Warren’s story led into one about a scrub oak from the Mediterranean that has another kind of mealy bug, which produces a red dye that was the main dye for the Roman empire, medieval Europe and so on. Gradually, the Spanish adopted that red dye but with the conquest of Mexico, a much better insect was found for red dye — that’s the cochineal on prickly pears. The name cochinilla is depreciative for little pig. When they dry, they look like little black pigs.
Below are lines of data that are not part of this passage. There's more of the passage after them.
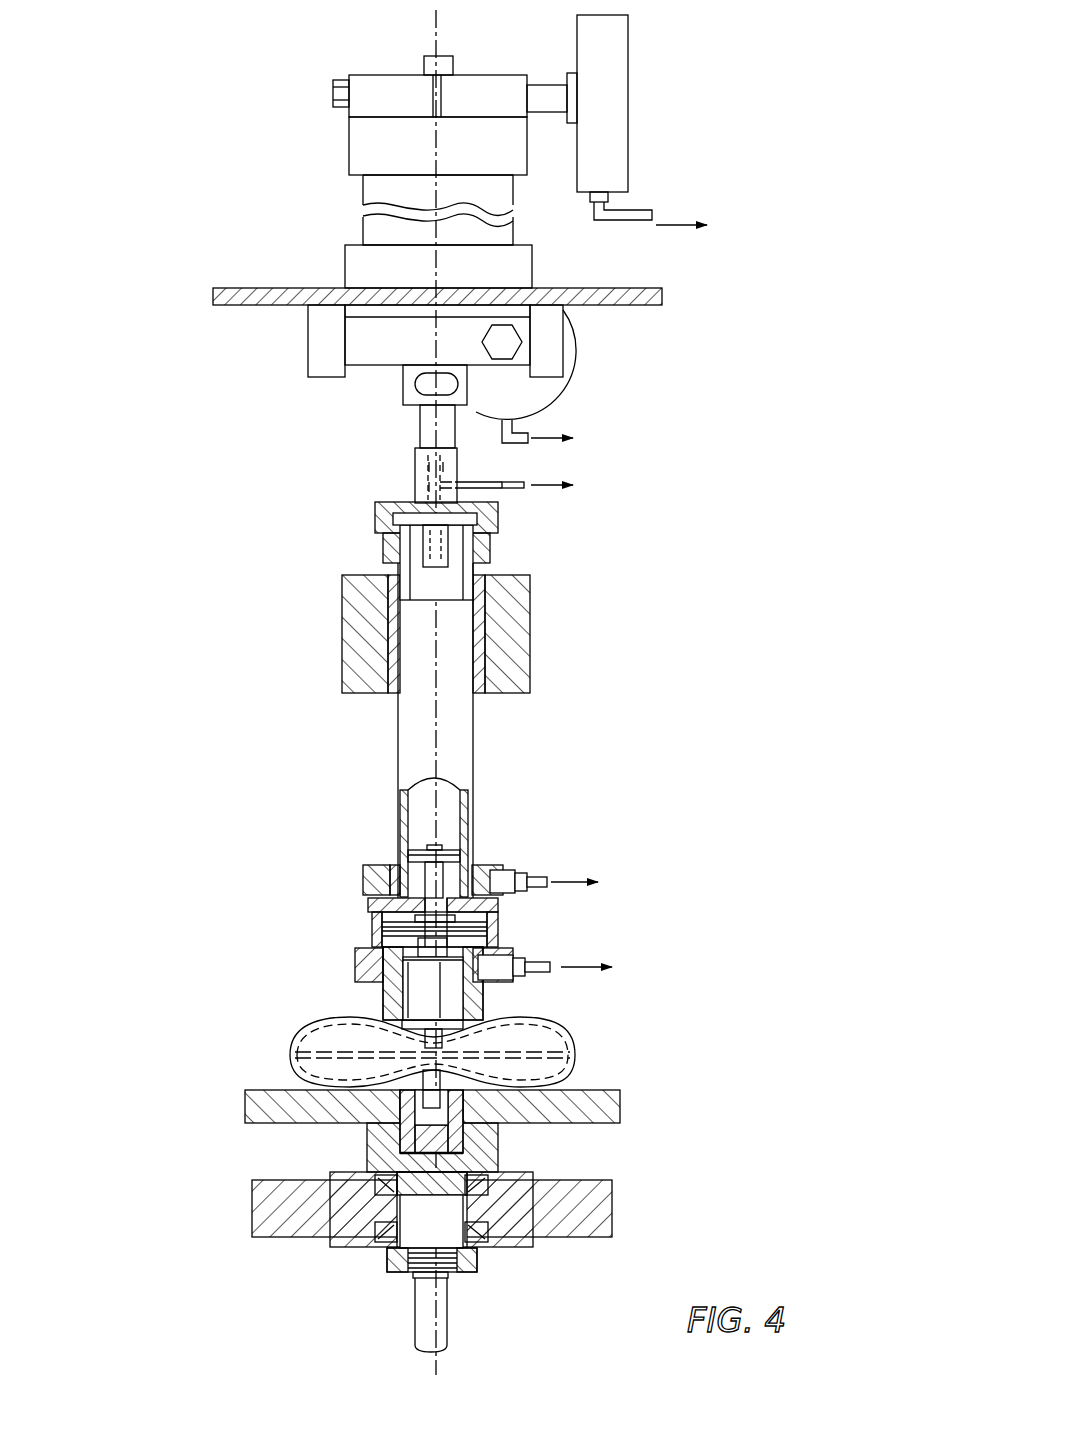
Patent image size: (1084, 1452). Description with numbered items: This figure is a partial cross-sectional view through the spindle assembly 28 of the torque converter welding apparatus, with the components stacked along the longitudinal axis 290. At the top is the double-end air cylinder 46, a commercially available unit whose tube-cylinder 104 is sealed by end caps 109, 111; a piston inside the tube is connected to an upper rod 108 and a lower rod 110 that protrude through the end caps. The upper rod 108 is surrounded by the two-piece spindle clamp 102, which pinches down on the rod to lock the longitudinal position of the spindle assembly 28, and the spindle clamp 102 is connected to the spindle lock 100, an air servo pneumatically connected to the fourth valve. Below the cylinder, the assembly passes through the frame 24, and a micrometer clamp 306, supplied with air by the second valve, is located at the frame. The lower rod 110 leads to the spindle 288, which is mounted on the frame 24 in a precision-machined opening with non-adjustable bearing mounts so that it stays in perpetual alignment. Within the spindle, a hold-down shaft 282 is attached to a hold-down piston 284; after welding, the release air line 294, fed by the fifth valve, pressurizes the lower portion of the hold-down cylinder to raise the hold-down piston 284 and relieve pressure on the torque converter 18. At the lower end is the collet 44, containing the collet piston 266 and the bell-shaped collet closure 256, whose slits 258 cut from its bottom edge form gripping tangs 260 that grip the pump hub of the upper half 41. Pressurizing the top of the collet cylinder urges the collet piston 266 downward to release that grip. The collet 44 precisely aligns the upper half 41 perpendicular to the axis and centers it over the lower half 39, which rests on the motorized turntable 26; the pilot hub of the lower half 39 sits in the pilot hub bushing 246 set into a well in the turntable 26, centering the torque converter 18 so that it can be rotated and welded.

The longitudinal axis 290 is at (442, 32).
The upper rod 108 is at (424, 53).
The spindle clamp 102 is at (473, 73).
The end cap 109 is at (347, 143).
The spindle lock 100 is at (630, 153).
The double-end air cylinder 46 is at (363, 230).
The tube-cylinder 104 is at (513, 230).
The end cap 111 is at (345, 268).
The frame 24 is at (635, 308).
The micrometer clamp 306 is at (572, 378).
The lower rod 110 is at (418, 433).
The spindle assembly 28 is at (482, 713).
The spindle 288 is at (398, 717).
The hold-down shaft 282 is at (423, 872).
The hold-down piston 284 is at (437, 845).
The release air line 294 is at (525, 872).
The collet 44 is at (471, 972).
The collet piston 266 is at (498, 933).
The collet closure 256 is at (423, 1000).
The gripping tangs 260 is at (450, 1005).
The slits 258 is at (447, 972).
The upper half 41 is at (578, 1037).
The torque converter 18 is at (482, 1061).
The lower half 39 is at (565, 1078).
The turntable 26 is at (622, 1103).
The pilot hub bushing 246 is at (463, 1133).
Warren is familiar with the products of our own native oaks. On his mom’s side, there were Native Americans. His grandmother used to make muffins and sheet cake from acorns. You gather them, crack open the shell and have to get the brown skin off the cotyledon because that’s very bitter. Then the seeds are ground and leached. You put them in a colander and keep pouring scalding water over them until it no longer tastes bitter. Then his mom and grandmother would toast it in ovens and then grind it again and they would add it to the recipe and use it instead of bran in muffins.
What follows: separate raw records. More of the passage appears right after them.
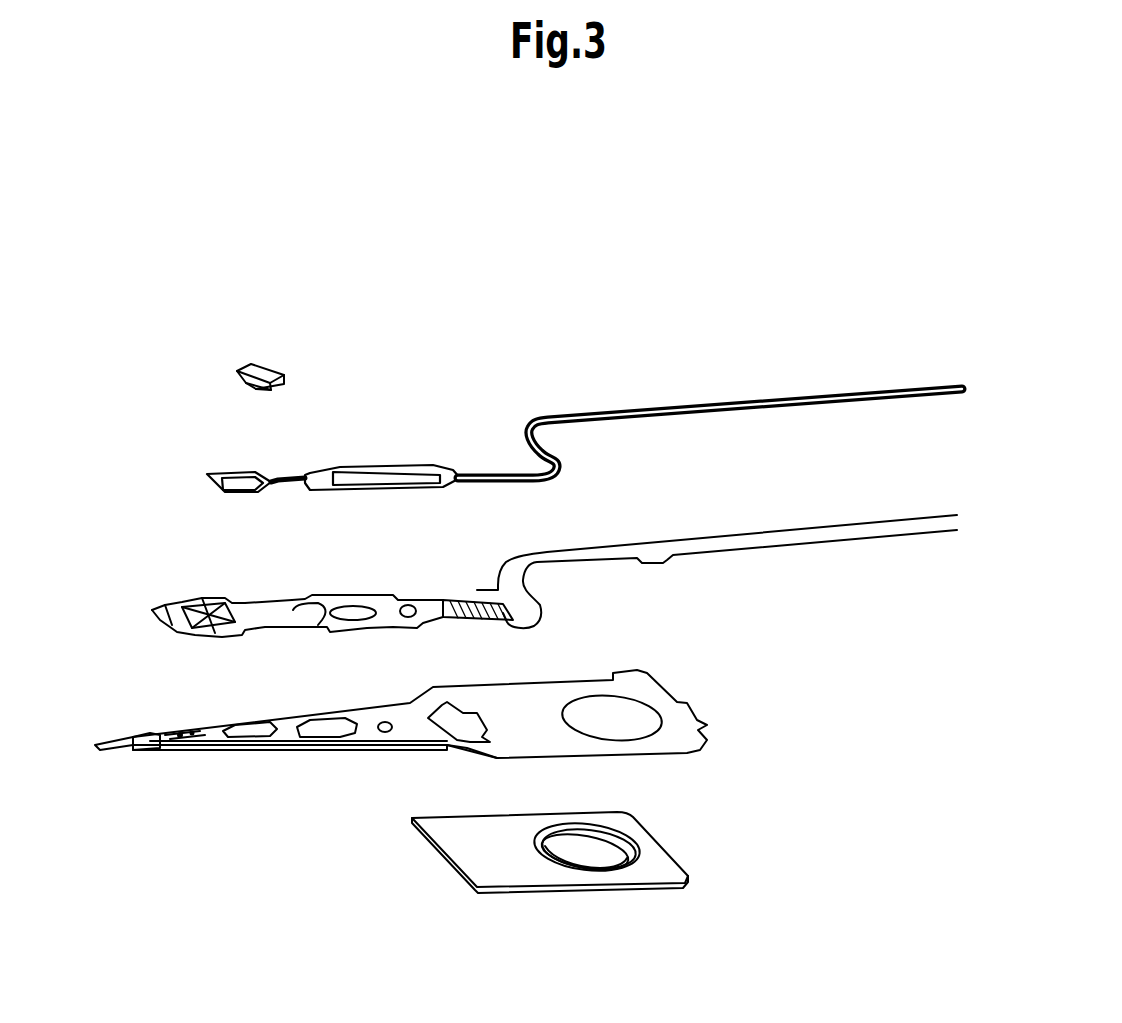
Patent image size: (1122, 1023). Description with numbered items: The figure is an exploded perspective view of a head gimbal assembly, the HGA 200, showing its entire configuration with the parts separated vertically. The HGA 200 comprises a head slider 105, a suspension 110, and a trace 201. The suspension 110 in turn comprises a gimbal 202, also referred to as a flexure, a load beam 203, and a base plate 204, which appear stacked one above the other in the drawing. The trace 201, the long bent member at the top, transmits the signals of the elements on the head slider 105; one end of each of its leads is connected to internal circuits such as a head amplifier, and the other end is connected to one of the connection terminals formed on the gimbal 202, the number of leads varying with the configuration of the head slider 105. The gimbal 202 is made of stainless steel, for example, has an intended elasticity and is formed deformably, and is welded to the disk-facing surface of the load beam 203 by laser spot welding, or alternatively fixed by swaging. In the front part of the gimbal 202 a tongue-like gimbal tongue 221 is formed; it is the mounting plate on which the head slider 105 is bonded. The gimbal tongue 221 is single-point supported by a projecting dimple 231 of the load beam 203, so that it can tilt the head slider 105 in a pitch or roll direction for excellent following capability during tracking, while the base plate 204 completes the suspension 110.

The HGA 200 is at (481, 199).
The head slider 105 is at (258, 362).
The trace 201 is at (847, 396).
The gimbal 202 is at (548, 549).
The load beam 203 is at (557, 684).
The base plate 204 is at (673, 851).
The gimbal tongue 221 is at (207, 598).
The dimple 231 is at (180, 733).
The suspension 110 is at (755, 870).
Warren was interested in plants from the time he was 3. His grandparents and great-grandparents were interested in plants. His great-grandmother was a gringa but was a healer. She was born in the Sierra foothills in the 1860s and learned about herbs. She used yerba santa, which was used to treat tuberculosis. The leaves taste sweet so, when you are hiking, you use the shiny leafed species and it keeps your mouth from drying out. She also used creosote bush to make a poultice to treat arthritis.
The Arboretum had been discontinued when Warren came to run it in 1972. He was hired to re-establish it. He was hopeful when he met devoted volunteers Pat Miller and Nancy Crosby, who were painting a building, and those volunteers are still working today, 40 years later.
Year-round, the 3.5-mile Arboretum loop is a delight of surprises, free, 24 hours a day. In the summer, it’s best to visit early in the morning or later in the day. Google UC Davis Arboretum and click on Plan Your Visit for maps, directions, parking information, to find out what’s in bloom, special events, tours, folk jam sessions, birding and the like. I recommend the very accessible west end if you only have time for a short taste.